Hervorstechendes Merkmal des Staates Liechtenstein ist seine Kleinheit. Jeder Liechtensteiner wächst, territorial gesehen, in äusserst kleinen Verhältnissen auf.

Psychologisch gesehen lebt und bewegt er sich hingegen auf grösseren Füssen, indem er gewohnt ist, die Schweizer Dimensionen zu seinen eigenen zu machen. Der Kleinheit und Eigenstaatlichkeit im politischen Sinn wird er sich erstmals bewusst, wenn er im Staatskundeunterricht lernt, dass das Fürstentum Liechtenstein definierte Grenzen, ein eigenes Staatsoberhaupt, eine eigene Regierung und einen eigenen Souverän hat. Das frühe Erlebnis aber, das das Gefühl des Liechtensteiners auch noch im Erwachsenenalter prägt, ist das der offenen Grenzen und der territorialen Verbundenheit mit der Schweiz, der

unbeschränkteren liechtensteinischen Möglichkeiten, der Identifizierung mit kulturellen und landschaftlichen Gegebenheiten, der selbstverständlichen Verwendung des Schweizerfrankens als Zahlungsmittel, des Ausweichens auf die Schweiz, wenn im ferneren Ausland das kleine Liechtenstein geographisch nicht sofort ein Begriff ist. Das früheste Erlebnis des Liechtensteiners ist eine doppelte Zugehörigkeit und eine unbeschränktere Möglichkeit, eine Ähnlichkeit zur Schweiz und ein Unterschied zur Schweiz.

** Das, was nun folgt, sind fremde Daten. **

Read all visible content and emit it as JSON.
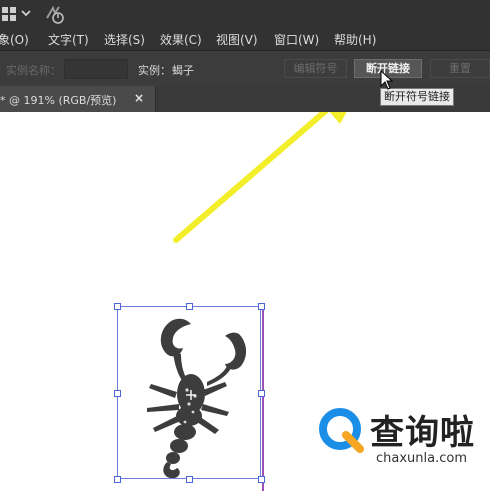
{
  "menu": {
    "items": [
      {
        "label": "象(O)"
      },
      {
        "label": "文字(T)"
      },
      {
        "label": "选择(S)"
      },
      {
        "label": "效果(C)"
      },
      {
        "label": "视图(V)"
      },
      {
        "label": "窗口(W)"
      },
      {
        "label": "帮助(H)"
      }
    ]
  },
  "control_bar": {
    "instance_name_label": "实例名称：",
    "instance_label": "实例：",
    "instance_value": "蝎子",
    "edit_symbol_label": "编辑符号",
    "break_link_label": "断开链接",
    "reset_label": "重置"
  },
  "tooltip": {
    "text": "断开符号链接"
  },
  "document_tab": {
    "label": "* @ 191% (RGB/预览)",
    "close": "×"
  },
  "watermark": {
    "title": "查询啦",
    "url": "chaxunla.com"
  },
  "colors": {
    "arrow": "#f2ee2a",
    "selection": "#4d64d6",
    "artboard_edge": "#9a52b8",
    "watermark_blue": "#1b8fe8",
    "watermark_orange": "#f5a623"
  }
}
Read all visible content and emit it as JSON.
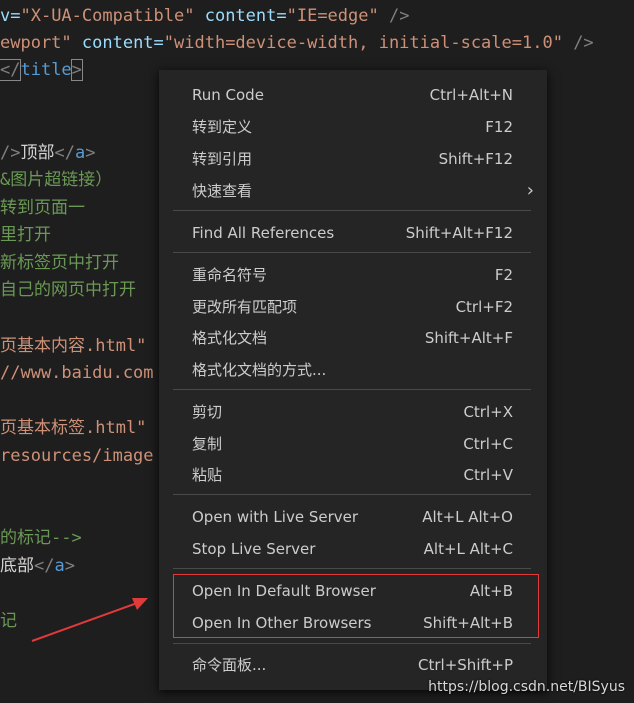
{
  "editor": {
    "line1": {
      "attr": "v=",
      "value": "\"X-UA-Compatible\"",
      "attr2": " content=",
      "value2": "\"IE=edge\"",
      "end": " />"
    },
    "line2": {
      "attr": "ewport\"",
      "attr2": " content=",
      "value2": "\"width=device-width, initial-scale=1.0\"",
      "end": " />"
    },
    "line3": {
      "open": "</",
      "tag": "title",
      "close": ">"
    },
    "line4": {
      "before": "/>",
      "text": "顶部",
      "open": "</",
      "tag": "a",
      "close": ">"
    },
    "line5": "&图片超链接）",
    "line6": "转到页面一",
    "line7": "里打开",
    "line8": "新标签页中打开",
    "line9": "自己的网页中打开",
    "line10": "页基本内容.html\"",
    "line11": "//www.baidu.com",
    "line12": "页基本标签.html\"",
    "line13": "resources/image",
    "line14": "的标记-->",
    "line15": {
      "text": "底部",
      "open": "</",
      "tag": "a",
      "close": ">"
    },
    "line16": "记"
  },
  "context_menu": {
    "items": [
      {
        "label": "Run Code",
        "shortcut": "Ctrl+Alt+N"
      },
      {
        "label": "转到定义",
        "shortcut": "F12"
      },
      {
        "label": "转到引用",
        "shortcut": "Shift+F12"
      },
      {
        "label": "快速查看",
        "shortcut": "",
        "submenu": true
      },
      {
        "label": "Find All References",
        "shortcut": "Shift+Alt+F12"
      },
      {
        "label": "重命名符号",
        "shortcut": "F2"
      },
      {
        "label": "更改所有匹配项",
        "shortcut": "Ctrl+F2"
      },
      {
        "label": "格式化文档",
        "shortcut": "Shift+Alt+F"
      },
      {
        "label": "格式化文档的方式...",
        "shortcut": ""
      },
      {
        "label": "剪切",
        "shortcut": "Ctrl+X"
      },
      {
        "label": "复制",
        "shortcut": "Ctrl+C"
      },
      {
        "label": "粘贴",
        "shortcut": "Ctrl+V"
      },
      {
        "label": "Open with Live Server",
        "shortcut": "Alt+L Alt+O"
      },
      {
        "label": "Stop Live Server",
        "shortcut": "Alt+L Alt+C"
      },
      {
        "label": "Open In Default Browser",
        "shortcut": "Alt+B"
      },
      {
        "label": "Open In Other Browsers",
        "shortcut": "Shift+Alt+B"
      },
      {
        "label": "命令面板...",
        "shortcut": "Ctrl+Shift+P"
      }
    ],
    "submenu_icon": "chevron-right-icon"
  },
  "annotation": {
    "highlight_color": "#e03a3a",
    "arrow_icon": "red-arrow"
  },
  "watermark": "https://blog.csdn.net/BISyus",
  "colors": {
    "background": "#1e1e1e",
    "menu_bg": "#252526",
    "menu_text": "#cccccc",
    "attr": "#9cdcfe",
    "string": "#ce9178",
    "tag": "#569cd6",
    "comment": "#6a9955"
  }
}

Von klein auf lebt der Liechtensteiner in einem Verbund, der nie als Abhängigkeit, sondern als Chance, der nicht als Schwäche, sondern als Stärke empfunden wird. Der Liechtenstei-ner wächst in einem Regionalbewusstsein auf, das in ihm ein Staatsverständnis bewirkt, das weniger beschränkt ist, als es aufgrund der tatsächlichen Grösse angemessen sein könnte. Es ist ein Staatsverständnis, das emotional auf die Region ausgerichtet und stark ist. Die Vergrösserung des Bezugs- und Wirkungsfeldes aufgrund der offenen Grenzen und der Beziehungen mit der Schweiz gaben und geben dem Liechtensteiner ein grösseres und grosszügigeres Selbstverständnis und Betätigungsfeld als wenn er in seinen beschränkten 160 km2 und auf den ausschliesslichen Austausch mit seinen 19000 Landsleuten reduziert geblieben wäre.

Der Zollanschluss an die Schweiz war offensichtlich nicht nur wirtschaftlich lebensnot-wendig, sondern vor allem auch in politischer, kultureller und psychologischer Hinsicht, indem er den Liechtensteinern den Horizont erweitert und die Grenzen geöffnet hat. Die in Not erfolgte Zuwendung und das Vertrauen, das unsere Vorfahren 1923 in die Eidgenos-senschaft gehegt haben, wurde reich belohnt, in materieller, aber auch in identitätsbildender Hinsicht. Es ist nicht ohne Auswirkungen auf das Selbstverständnis der Liechtensteiner ge-blieben.

Auch für das heutige Staatsverständnis des Liechtensteiners wurde der damalige Zollvertrag bedeutungsvoll. Er war, wie jedes Bündnis in der liechtensteinischen Ge-schichte, verbunden mit einer innenpolitischen Veränderung im Sinn einer Emanzipation.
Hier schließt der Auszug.